The companies have extensive commuter railroad experience and have worked on projects together in the past. SMART officials said the project will create 900 jobs but they declined to say how many of those workers will be local, saying the contractors will announce those figures on Monday.

The Stacey and Witbeck firm has been involved in commute rail projects in San Francisco, San Jose and other parts of the Bay Area. Herzog has worked on Caltrain in San Mateo and on projects in San Diego, Los Angeles and Sacramento.

SMART also will be able to add a station in Atherton in Novato, which had been deferred, and later this spring seek bids on work from the Marin Civic Center to downtown San Rafael.

Farhad Mansourian, SMART's General Manager, said Thursday that opponents of the rail project will need 39,000 signatures to qualify their measure for the ballot.

But RepealSMART contends that just 15,000 signatures are necessary, citing the threshold set by Proposition 218, a measure passed by voters in 1996 that requires two-thirds voter approval on most tax measures and sets up an initiative process to repeal taxes.

Two other state election laws, however, have formulas that would set the thresholds at 30,000 or 39,000 signatures.

"He is making a legal decision on the number of signatures that is not his call," said Clay Mitchell of Windsor, RepealSMART co-chairman. "We have been clear from the beginning that constitutional law trumps statute and the constitution of California lowers the threshold."

Mitchell said his group expects to easily exceed the lowest threshold, 15,000, but not the higher ones.

Opponents have until Jan. 27 to submit petitions to the registrars of voters in Sonoma and Marin counties for verification before they are delivered to SMART.

SMART's board then would decide whether to accept the signatures and call for an election, which most likely would be in November. A simple majority yes vote would be necessary to overturn the tax, passed by voters with 70 percent support in 2008.

Mansourian said the project initially will be financed with state, local and federal funds, and not from $191 million in construction bonds that the district sold on Dec. 20.

He said the money raised from that sale, $171 million, was put in an escrow account pending the outcome of the repeal effort, which he predicted would fail.

"We're not here to stop. We're here to go forward," he said.

Zane said the addition of a Guerneville Road station will boost ridership above 80 percent of expected ridership for a full system, which calls for a 70 mile-route from Cloverdale to Larkspur.

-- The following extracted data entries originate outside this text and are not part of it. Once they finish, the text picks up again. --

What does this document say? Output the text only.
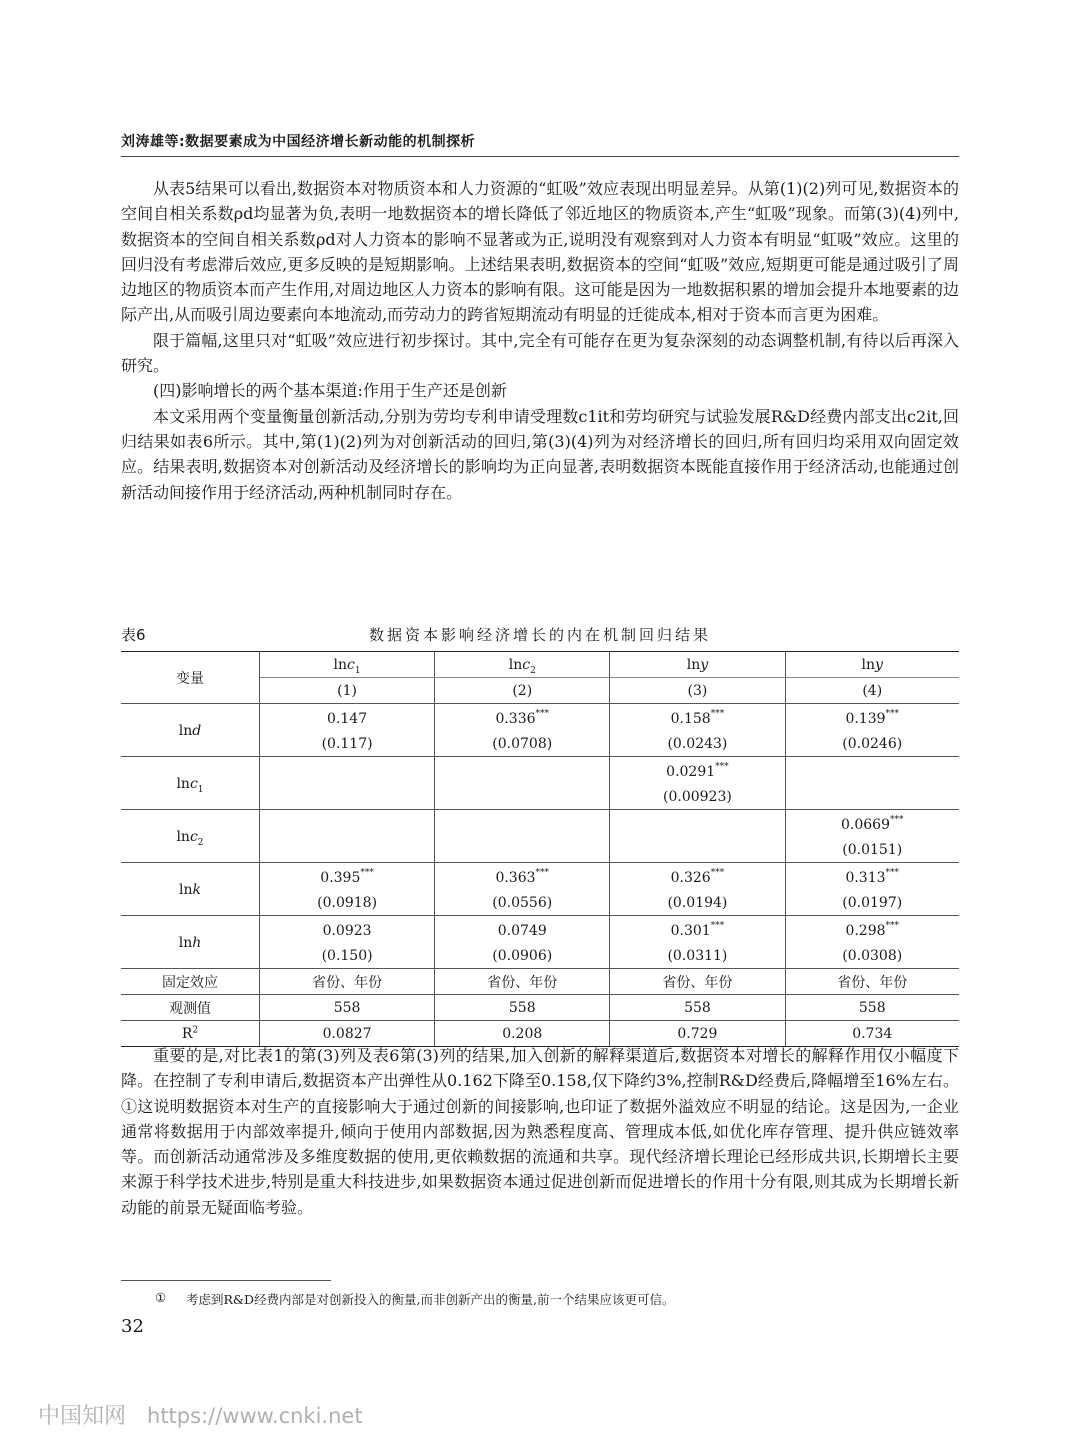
刘涛雄等:数据要素成为中国经济增长新动能的机制探析

从表5结果可以看出,数据资本对物质资本和人力资源的“虹吸”效应表现出明显差异。从第(1)(2)列可见,数据资本的空间自相关系数ρd均显著为负,表明一地数据资本的增长降低了邻近地区的物质资本,产生“虹吸”现象。而第(3)(4)列中,数据资本的空间自相关系数ρd对人力资本的影响不显著或为正,说明没有观察到对人力资本有明显“虹吸”效应。这里的回归没有考虑滞后效应,更多反映的是短期影响。上述结果表明,数据资本的空间“虹吸”效应,短期更可能是通过吸引了周边地区的物质资本而产生作用,对周边地区人力资本的影响有限。这可能是因为一地数据积累的增加会提升本地要素的边际产出,从而吸引周边要素向本地流动,而劳动力的跨省短期流动有明显的迁徙成本,相对于资本而言更为困难。

限于篇幅,这里只对“虹吸”效应进行初步探讨。其中,完全有可能存在更为复杂深刻的动态调整机制,有待以后再深入研究。

(四)影响增长的两个基本渠道:作用于生产还是创新

本文采用两个变量衡量创新活动,分别为劳均专利申请受理数c1it和劳均研究与试验发展R&D经费内部支出c2it,回归结果如表6所示。其中,第(1)(2)列为对创新活动的回归,第(3)(4)列为对经济增长的回归,所有回归均采用双向固定效应。结果表明,数据资本对创新活动及经济增长的影响均为正向显著,表明数据资本既能直接作用于经济活动,也能通过创新活动间接作用于经济活动,两种机制同时存在。

表6	数据资本影响经济增长的内在机制回归结果
变量	lnc$_1$	lnc$_2$	lny	lny
	(1)	(2)	(3)	(4)
lnd	0.147	0.336***	0.158***	0.139***
	(0.117)	(0.0708)	(0.0243)	(0.0246)
lnc$_1$			0.0291***	
			(0.00923)	
lnc$_2$				0.0669***
				(0.0151)
lnk	0.395***	0.363***	0.326***	0.313***
	(0.0918)	(0.0556)	(0.0194)	(0.0197)
lnh	0.0923	0.0749	0.301***	0.298***
	(0.150)	(0.0906)	(0.0311)	(0.0308)
固定效应	省份、年份	省份、年份	省份、年份	省份、年份
观测值	558	558	558	558
$R^2$	0.0827	0.208	0.729	0.734

重要的是,对比表1的第(3)列及表6第(3)列的结果,加入创新的解释渠道后,数据资本对增长的解释作用仅小幅度下降。在控制了专利申请后,数据资本产出弹性从0.162下降至0.158,仅下降约3%,控制R&D经费后,降幅增至16%左右。①这说明数据资本对生产的直接影响大于通过创新的间接影响,也印证了数据外溢效应不明显的结论。这是因为,一企业通常将数据用于内部效率提升,倾向于使用内部数据,因为熟悉程度高、管理成本低,如优化库存管理、提升供应链效率等。而创新活动通常涉及多维度数据的使用,更依赖数据的流通和共享。现代经济增长理论已经形成共识,长期增长主要来源于科学技术进步,特别是重大科技进步,如果数据资本通过促进创新而促进增长的作用十分有限,则其成为长期增长新动能的前景无疑面临考验。

① 考虑到R&D经费内部是对创新投入的衡量,而非创新产出的衡量,前一个结果应该更可信。
32
中国知网 https://www.cnki.net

The agency estimates on its web site that 5,300 people would use the train on a daily basis.

SMART Director Debora Fudge, who is mayor of Windsor, said those figures are three years old and district officials expect that the ridership will be higher.

"We think they are conservative," Fudge said. "When other commute rail lines started up, like DART in Texas, they had ridership twice what was expected."

The Guerneville Road station will be near Coddingtown Mall and high-density housing, and SMART also is negotiating with regional bus service providers to connect passengers who live in Windsor and Cloverdale to the rail line.

Service is expected to begin in late 2015 or early 2016.